Jackson Browne’s 1976 was a tumultuous one. In February, his emotive ballad “Late for the Sky” was featured in Taxi Driver, during a scene in which Robert De Niro watches American Bandstand shortly after shooting a man in a bodega. In March, while Browne was in the studio cutting The Pretender, his wife Phyllis Major fatally overdosed on barbiturates. “Here Come Those Tears Again,” a devastating song co-written by Major’s mother, was included on the album.
To promote The Pretender, Browne appeared on the television series Soundstage, performing tracks from the new record as well as from 1974’s Late for the Sky, released 45 years ago today. Browne performs the title track in the video above, sitting at the piano accompanied by his band. “You never knew what I loved in you/I don’t know what you loved in me,” he sings, strands of hair falling across his eyes. “Maybe the picture of somebody you were hoping I might be.”
“Late for the Sky” opens the album, a heartbreaking tale of a disintegrating relationship that sets the mood for the seven songs that followed — the arresting emotional maturity of “Fountain of Sorrow,” the stunning “For a Dancer” and the laid-back rocker “Before the Deluge.” “It was my literary period: long-form, rambling songs in iambic pentameter with that run-on philosophical attitude,” Browne told Rolling Stone of the album in 1983. “I was wistful, searching bleary-eyed for God in the crowds.”

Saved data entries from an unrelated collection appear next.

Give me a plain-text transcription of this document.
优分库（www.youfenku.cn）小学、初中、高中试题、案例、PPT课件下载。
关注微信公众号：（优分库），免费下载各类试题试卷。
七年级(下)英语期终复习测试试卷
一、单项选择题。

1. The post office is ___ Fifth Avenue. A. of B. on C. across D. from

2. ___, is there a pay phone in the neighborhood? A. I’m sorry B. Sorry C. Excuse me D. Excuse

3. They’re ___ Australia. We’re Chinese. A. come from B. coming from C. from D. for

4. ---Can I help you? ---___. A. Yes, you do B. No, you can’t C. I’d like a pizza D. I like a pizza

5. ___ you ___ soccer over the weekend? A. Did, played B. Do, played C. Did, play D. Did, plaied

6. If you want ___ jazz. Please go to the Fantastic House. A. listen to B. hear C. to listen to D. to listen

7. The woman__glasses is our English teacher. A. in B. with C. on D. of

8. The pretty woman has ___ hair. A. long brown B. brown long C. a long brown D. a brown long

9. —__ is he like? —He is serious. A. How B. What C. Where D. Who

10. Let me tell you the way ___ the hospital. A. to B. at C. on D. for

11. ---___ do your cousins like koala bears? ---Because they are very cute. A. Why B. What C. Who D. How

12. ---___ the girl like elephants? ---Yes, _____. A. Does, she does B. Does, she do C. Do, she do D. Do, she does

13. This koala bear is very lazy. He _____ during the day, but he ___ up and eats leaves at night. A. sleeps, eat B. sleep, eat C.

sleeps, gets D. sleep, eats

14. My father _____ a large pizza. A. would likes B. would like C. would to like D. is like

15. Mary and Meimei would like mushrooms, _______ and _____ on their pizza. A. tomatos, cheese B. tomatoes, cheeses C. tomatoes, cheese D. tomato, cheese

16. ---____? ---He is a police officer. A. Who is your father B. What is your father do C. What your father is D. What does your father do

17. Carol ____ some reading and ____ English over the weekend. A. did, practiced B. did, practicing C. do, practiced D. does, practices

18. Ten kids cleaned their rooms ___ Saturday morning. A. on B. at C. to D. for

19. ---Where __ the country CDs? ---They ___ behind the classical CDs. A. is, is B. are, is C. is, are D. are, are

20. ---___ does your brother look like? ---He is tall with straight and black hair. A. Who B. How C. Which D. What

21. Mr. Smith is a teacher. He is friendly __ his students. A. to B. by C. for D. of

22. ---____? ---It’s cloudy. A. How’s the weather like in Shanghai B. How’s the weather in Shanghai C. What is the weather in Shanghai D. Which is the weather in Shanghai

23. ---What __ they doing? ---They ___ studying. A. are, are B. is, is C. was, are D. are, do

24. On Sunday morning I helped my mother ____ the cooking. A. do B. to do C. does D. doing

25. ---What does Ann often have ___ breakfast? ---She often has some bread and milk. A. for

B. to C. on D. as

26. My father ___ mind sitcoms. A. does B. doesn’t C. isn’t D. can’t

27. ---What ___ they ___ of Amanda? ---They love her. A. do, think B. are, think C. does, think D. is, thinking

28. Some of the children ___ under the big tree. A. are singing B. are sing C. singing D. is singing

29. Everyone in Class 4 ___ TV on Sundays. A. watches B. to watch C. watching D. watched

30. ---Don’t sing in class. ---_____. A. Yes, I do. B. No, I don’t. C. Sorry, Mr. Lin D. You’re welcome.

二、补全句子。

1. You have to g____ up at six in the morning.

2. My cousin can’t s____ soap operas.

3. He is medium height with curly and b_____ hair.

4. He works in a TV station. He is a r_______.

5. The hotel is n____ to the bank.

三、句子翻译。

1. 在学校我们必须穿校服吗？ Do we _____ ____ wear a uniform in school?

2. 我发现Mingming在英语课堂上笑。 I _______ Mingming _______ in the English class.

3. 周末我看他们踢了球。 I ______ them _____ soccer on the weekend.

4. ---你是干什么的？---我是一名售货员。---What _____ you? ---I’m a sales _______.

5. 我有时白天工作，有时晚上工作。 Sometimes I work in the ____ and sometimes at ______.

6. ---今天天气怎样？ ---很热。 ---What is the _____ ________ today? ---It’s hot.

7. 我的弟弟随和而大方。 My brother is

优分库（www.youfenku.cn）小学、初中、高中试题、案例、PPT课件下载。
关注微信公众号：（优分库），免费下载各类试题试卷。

Inspired by René Magritte’s 1954 series of paintings L’Empire des Lumieres, the iconic album cover features a 1950s Chevrolet parked on a residential street in South Pasadena, beneath a streetlamp and the expansive evening sky. The cozy, private scene encapsulated the self-reflective songwriting on the album. It would influence many artists in the following decades, including Bruce Springsteen, who praised it while inducting Browne into the Rock and Roll Hall of Fame in 2004. “In Seventies post-Vietnam America,” Springsteen said, “there was no album that captured the fall from Eden, the long, slow afterburn of the Sixties, its heartbreak, its disappointments, its spent possibilities better than Jackson’s masterpiece Late for the Sky.“
“For the past six years, I’ve been meeting people who tell me they prefer Late for the Sky to anything I’ve done since,” Browne told RS in ’83. “The intimate, confessional and introspective song really had its time.” Browne has continued to play “Late for the Sky” throughout the years. Chances are high he’ll play it on the newly announced Lantern Tour II, which benefits migrants affected at the border.